Внимательно слушавший до этого времени Лингард принялся мерять веранду шагами. Олмейер, замолчав, стал наблюдать, как тот расхаживает с озадаченным задумчивым видом, пошатываясь, как от морской качки, и теребя длинную седую бороду.

– Но сначала он пришел к тебе, так? – не останавливаясь, спросил Лингард.

– Да. Я же сказал. Он приходил вымогать деньги, товары – не знаю, что еще. Эта свинья хотела открыть свою торговлю! Я пинком выбросил его шляпу во двор, и больше он здесь не появлялся до тех пор, пока не вернулся с Абдуллой. Откуда мне было знать, что он может напакостить таким образом или другим. Любой местный бунт я мог бы подавить силами своих людей или с помощью Паталоло.

– Ах да, Паталоло. Тот еще прохвост, а? Ты его хоть пытался привлечь?

– Еще бы не пытался! Двенадцатого лично нанес ему визит. То есть за четыре дня до появления на реке Абдуллы. В тот самый день, кстати, когда Виллемс пытался ко мне подъехать. Я немного забеспокоился. Паталоло убеждал меня, что в Самбире нет ни одного человека, кто бы мне желал зла, – с мудрой такой миной, что твоя сова. Просил меня не слушать выдумки дурных людей, живущих в низовьях реки. Он имел в виду Буланги, живущего у самого моря, передавшего мне, что у входа в реку бросил якорь чужой корабль, о чем я, разумеется, рассказал Паталоло. Он не поверил, все шамкал «нет», «нет», «нет», как старый попугай, а у самого голова трясется и слюни красные от бетеля текут. Я сразу заподозрил неладное. Он сидел как на иголках, словно не мог дождаться, когда меня выпроводит. А на следующий день здесь появился одноглазый лиходей Бабалачи, который жил у Лакамбы! Пришел в полдень, как бы невзначай, и торчал на веранде, болтая обо всяких пустяках. Спрашивал, когда я ожидаю вашего возвращения и все такое. И мимоходом обронил, что он и его хозяин очень озабочены поведением одного необузданного белого человека, моего друга, который не дает прохода одной женщине, дочери Омара. Что я, мол, посоветовал бы? Вежливо так спросил, почтительно. Я ему сказал, что этот белый человек мне не друг и что его надо гнать в шею. После чего он ушел, рассыпаясь в благодарностях и уверениях дружбы с его стороны и со стороны его хозяина. Теперь я, конечно, понимаю, что это адское отродье приходило шпионить и подговаривать моих людей. На вечерней поверке не досчитались восьмерых. Тут я всерьез забеспокоился. Боялся оставлять дом без охраны. Вы ведь знаете мою жену.
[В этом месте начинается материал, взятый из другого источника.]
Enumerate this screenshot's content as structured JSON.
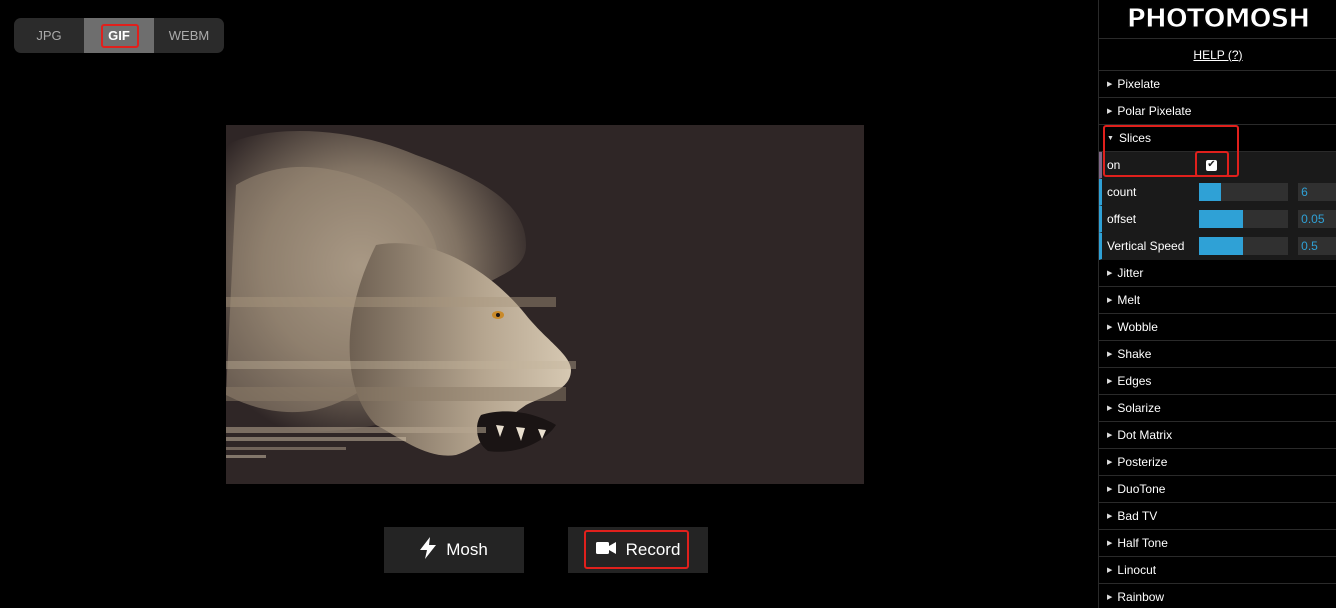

И ребенка с собой боялся брать, поздно уже было, поэтому передал Паталоло, что надо бы встретиться, поговорить, что в поселке ходят всякие слухи, неспокойно. Знаете, что он ответил?

Лингард остановился перед Олмейером, который, выдержав многозначительную паузу, с нарастающим оживлением продолжил:

– Али принес следующий ответ: «Раджа передает дружеский привет. Он не понял смысла сообщения». И все. Али не смог вытащить из него ни слова больше. Я заметил, что Али не на шутку перепугался. Он все не уходил: то гамак поправит, то еще что-нибудь сделает. Потом, перед самым уходом, проговорился, что ворота подворья раджи со стороны берега наглухо перегорожены, но во дворе почти никого нет. «В доме раджи темно, – сказал он, – но там не спят. Только темнота, страх да женщины воют». Весело, а? У меня мурашки по спине поползли. Когда Али смотался, я стоял, как сейчас, у этого стола и прислушивался к бою барабанов и крикам в поселке. Такой был шум, что на двадцать свадеб хватило бы. А время уже за полночь.

Олмейер опять замолчал, внезапно поджав губы, словно подавая знак, что ему больше нечего сказать. Лингард остановился и бросил на него задумчивый взгляд. Толстая синяя муха безрассудно влетела в прохладу веранды и с громким жужжанием начала метаться между двумя мужчинами. Лингард попытался смахнуть ее шляпой. Муха бросилась в сторону, заставив Олмейера отпрянуть. Лингард нанес еще один неточный удар. Олмейер вскочил и замахал руками. Насекомое отчаянно жужжало, в тишине раннего утра колебания крохотных крылышек звучали как игра далекого струнного оркестра, сопровождаемая гулкими решительными литаврами двух пар топающих ног, пока мужчины, закинув головы, яростно подпрыгивая и нагибаясь, пытались уничтожить нарушителя спокойствия. Внезапно жужжание пропало в открытом пространстве двора, оставив Лингарда и Олмейера наедине друг с другом и с тишиной нарождающегося дня, – смущенных, пассивных, с опущенными, ставшими ненужными руками, как у людей, застигнутых врасплох роковой неудачей.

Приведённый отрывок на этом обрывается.